The service continued with Greg telling us about getting pulled over by a Missouri State Trooper, the joke Terry played on Dori and Cathi, and then he stopped and looked at the casket that held Desi inside. He couldn’t continue. I felt my emotion break and I saw all the siblings tried valiantly to keep it together. I saw Pete sitting there stoically. What thoughts are you thinking right now?
“Goodbye Mom,” was all he could muster and sat down. Dori and Cathi then song Amazing Grace. We all sang along. I remembered every word from that song and didn’t need the sheet music that Shane passed to me. They too tearfully sang out with their emotions laid bare for all to see and hear.
When we finally finished, the preacher preached to us about how the only way to Heaven was through Jesus who died on the cross for our sins. I heard that numerous times before and tuned him out.
We prayed one last time and left the graveyard for the community center where a potluck was getting readied. Greg parked the truck at the Stonehouse where his step granddaughter came with us. We walked to the community center. I went inside and sat down. Long tables with white linen tablecloths were arranged longways and pictures of Desi were laid out along with Life Saver mints. The little children helped themselves to the mints while the adults talked of other things, listened to Desi’s favorite songs and saw a slide show before the meal was ready.
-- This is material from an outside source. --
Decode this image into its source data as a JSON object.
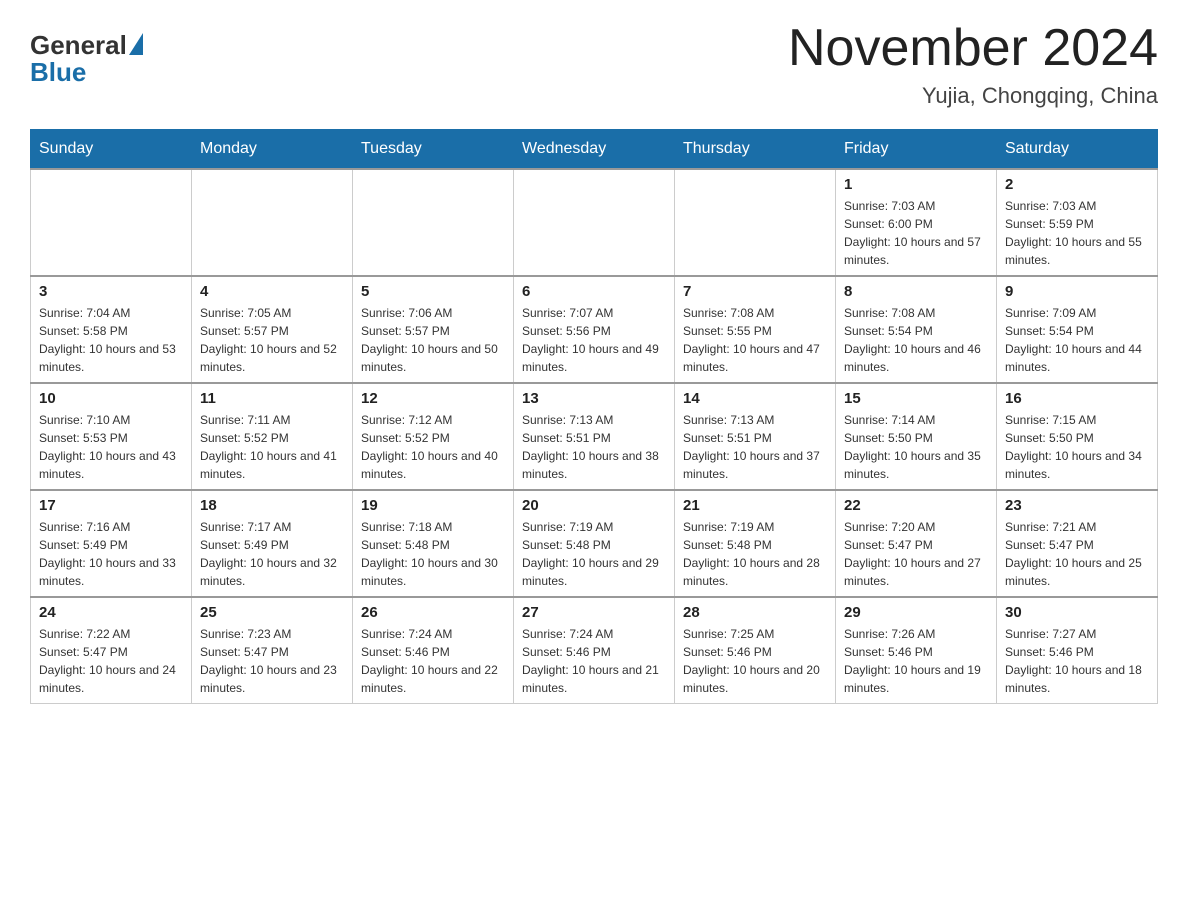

Greg and Ross and Pete disappeared. I figured they went back to the plot to help bury her. The task they had to do because the cemetery lacked a mechanical casket bearer, was to lower Desi into her eternal home.
They arrived twenty minutes later, showing pictures of her final resting place. I sighed in relief. It was done and I picked the three best pictures and placed them in my jacket pocket.